New language suggests magazines use the term "sponsored content" to help set apart native ads, which usually are designed to mimic a site's editorial content. Native ads should also include "a prominent statement" or "What's This?" link at the top to explain the origins of the article, the new guidelines say.
The portion that seems most likely to cause contention, however, says native ads "should not use type fonts and graphics resembling those used for editorial content and should be visually separated from editorial content."
That would seem to require a change from magazines such as Forbes, one of the most prominent publishers to put a major emphasis on sponsored posts. It lets paying advertisers publish posts that look very similar to articles by Forbes staff but carry a "BrandVoice" label at the top next to the marketer's logo, a line of text reading "Connecting marketers to the Forbes audience" and a "What is this?" link that readers can click for a fuller explanation.
A spokeswoman for Forbes said BrandVoice advertisers are "transparently identified" and their posts are clearly labeled. "The program is now three years old," she said in an email. "Our data shows BrandVoice content is extensively read and widely shared. Our audience benefits from the insights our marketing partners have to offer."
ASME CEO Sid Holt said some magazines are using the same type for ads and articles, but declined to specify them. "There are definitely publications that are using the same font and graphics," he said. "And they will likely disagree with this position."
ASME studied how The Atlantic and The New Yorker approach sponsored content for examples of how to do it right, according to Mr. Holt. Both titles have introduced sponsored articles this year, he said, without confusing readers. (The Atlantic caused a minor uproar when it published an article sponsored by the Church of Scientology that some people said wasn't sufficiently labeled. The magazine has since corrected course, Mr. Holt said.)

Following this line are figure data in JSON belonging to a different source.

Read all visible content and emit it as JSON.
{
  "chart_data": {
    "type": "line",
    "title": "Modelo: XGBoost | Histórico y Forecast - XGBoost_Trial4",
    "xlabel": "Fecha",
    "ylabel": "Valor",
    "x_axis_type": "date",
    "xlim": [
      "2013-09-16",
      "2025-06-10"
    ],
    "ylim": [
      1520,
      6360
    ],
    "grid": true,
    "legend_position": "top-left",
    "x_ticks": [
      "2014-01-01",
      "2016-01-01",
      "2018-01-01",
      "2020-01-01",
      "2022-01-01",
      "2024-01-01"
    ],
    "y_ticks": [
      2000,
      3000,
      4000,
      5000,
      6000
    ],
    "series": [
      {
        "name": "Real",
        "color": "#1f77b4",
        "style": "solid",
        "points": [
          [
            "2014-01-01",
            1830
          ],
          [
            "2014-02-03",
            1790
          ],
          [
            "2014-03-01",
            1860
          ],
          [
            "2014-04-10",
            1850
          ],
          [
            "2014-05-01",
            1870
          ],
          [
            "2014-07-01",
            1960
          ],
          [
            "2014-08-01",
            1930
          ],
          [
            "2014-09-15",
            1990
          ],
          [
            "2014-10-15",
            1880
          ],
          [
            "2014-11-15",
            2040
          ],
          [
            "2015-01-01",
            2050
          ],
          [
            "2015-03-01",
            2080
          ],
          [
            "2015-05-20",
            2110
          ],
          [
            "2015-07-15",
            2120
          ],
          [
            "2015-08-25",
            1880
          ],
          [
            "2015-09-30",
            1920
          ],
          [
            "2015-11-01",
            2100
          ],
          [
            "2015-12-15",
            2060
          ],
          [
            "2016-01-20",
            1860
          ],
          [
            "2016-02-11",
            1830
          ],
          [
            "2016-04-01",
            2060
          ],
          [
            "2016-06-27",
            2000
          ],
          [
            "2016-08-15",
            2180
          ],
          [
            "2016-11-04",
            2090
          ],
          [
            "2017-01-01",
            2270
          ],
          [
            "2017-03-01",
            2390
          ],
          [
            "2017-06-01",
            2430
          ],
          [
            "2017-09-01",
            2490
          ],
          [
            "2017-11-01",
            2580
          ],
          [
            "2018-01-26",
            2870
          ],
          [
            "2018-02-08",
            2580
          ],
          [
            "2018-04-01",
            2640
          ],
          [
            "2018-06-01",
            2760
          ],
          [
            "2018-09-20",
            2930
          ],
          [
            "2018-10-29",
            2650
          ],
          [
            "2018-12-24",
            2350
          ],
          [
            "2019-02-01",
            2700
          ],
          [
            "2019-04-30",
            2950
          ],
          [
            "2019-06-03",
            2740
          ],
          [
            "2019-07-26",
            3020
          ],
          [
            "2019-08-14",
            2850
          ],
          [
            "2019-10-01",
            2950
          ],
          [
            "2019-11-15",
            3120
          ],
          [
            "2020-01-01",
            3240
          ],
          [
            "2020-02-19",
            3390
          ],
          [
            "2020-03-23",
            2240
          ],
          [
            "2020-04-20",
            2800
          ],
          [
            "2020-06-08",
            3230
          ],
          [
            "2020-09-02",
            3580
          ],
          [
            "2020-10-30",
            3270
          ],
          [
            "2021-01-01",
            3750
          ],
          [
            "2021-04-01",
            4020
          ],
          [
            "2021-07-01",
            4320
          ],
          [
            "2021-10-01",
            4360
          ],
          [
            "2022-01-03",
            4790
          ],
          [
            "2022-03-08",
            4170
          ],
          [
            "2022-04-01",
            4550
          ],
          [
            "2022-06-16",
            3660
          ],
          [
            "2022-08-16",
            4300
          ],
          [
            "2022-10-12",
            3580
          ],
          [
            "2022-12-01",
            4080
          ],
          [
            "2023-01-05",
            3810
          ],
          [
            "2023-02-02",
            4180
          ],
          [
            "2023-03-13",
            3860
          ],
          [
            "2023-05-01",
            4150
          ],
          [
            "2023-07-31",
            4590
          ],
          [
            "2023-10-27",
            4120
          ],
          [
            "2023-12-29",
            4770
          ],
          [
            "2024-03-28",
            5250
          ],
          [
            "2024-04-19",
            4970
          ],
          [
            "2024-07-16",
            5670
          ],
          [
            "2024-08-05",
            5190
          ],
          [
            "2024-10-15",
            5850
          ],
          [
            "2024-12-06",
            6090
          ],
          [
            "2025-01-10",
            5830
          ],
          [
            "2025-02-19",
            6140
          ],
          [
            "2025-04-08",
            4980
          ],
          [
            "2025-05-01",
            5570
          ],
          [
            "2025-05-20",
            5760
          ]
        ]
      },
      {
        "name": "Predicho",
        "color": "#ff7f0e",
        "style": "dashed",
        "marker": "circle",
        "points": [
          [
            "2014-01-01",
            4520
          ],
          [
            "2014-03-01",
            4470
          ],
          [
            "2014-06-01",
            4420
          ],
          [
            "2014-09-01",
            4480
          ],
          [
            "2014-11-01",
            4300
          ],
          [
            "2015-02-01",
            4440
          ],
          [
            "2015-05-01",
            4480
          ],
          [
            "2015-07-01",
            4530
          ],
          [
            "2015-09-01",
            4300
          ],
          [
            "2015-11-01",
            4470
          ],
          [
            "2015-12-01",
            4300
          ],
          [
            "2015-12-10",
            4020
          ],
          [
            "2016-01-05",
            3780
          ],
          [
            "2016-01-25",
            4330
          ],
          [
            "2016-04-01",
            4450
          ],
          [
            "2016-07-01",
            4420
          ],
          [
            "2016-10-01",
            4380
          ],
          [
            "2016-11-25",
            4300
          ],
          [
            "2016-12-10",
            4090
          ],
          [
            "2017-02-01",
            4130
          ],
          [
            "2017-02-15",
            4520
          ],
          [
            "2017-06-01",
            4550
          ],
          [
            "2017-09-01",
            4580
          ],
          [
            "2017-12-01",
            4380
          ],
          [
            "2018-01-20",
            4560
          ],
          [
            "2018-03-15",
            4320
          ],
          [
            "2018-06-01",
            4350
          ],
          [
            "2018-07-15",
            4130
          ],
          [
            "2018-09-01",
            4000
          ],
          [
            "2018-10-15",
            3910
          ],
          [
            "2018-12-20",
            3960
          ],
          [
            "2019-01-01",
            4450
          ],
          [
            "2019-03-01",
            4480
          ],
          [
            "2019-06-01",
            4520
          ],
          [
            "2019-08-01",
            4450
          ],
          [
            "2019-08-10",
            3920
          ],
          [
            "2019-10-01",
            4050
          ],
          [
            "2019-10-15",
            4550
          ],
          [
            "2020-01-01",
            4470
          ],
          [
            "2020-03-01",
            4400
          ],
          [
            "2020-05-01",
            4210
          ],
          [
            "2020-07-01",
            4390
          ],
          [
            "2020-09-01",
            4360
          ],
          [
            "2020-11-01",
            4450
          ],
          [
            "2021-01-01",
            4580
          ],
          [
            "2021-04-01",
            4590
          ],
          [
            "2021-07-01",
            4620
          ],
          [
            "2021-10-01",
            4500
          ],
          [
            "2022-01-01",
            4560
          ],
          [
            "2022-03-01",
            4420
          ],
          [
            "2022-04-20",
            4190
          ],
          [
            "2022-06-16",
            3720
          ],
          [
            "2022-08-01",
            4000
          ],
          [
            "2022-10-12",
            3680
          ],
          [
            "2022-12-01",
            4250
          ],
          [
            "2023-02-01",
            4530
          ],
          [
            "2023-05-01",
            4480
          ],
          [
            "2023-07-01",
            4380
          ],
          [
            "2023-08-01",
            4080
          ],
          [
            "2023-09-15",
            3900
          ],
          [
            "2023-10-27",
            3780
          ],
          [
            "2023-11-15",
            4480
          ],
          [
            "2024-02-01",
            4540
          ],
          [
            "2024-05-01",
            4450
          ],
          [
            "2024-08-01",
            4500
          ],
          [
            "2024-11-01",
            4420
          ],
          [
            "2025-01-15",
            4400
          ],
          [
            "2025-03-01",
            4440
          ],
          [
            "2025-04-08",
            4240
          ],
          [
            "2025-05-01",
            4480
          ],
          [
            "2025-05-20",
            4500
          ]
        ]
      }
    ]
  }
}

"We're not making a judgment for or against native advertising," Mr. Holt said.
ASME first introduced its guidelines in 1982 in response to print advertorials, Mr. Holt said. In extreme cases, magazine issues that violate ASME's rules can be excluded from consideration from the society's National Magazine Awards.
ASME is the latest group to focus attention on native advertising, which is spreading as publishers and marketers seek ways to engage readers with online ads. The Federal Trade Commission is expected to hold a workshop on the matter in December. Meanwhile, the National Advertising Division investigated a sponsorship campaign running on Mashable. And the Interactive Advertising Bureau has convened a task force to explore the topic of native ads.
"We're not law givers," Mr. Holt said of ASME. "We're articulating best practices for the industry for magazine editors. We do feel very strongly that a self-regulating industry should follow these guidelines."
The alternative is for the FTC to issue its own rules, an outcome the magazine industry should seek to avoid, he said.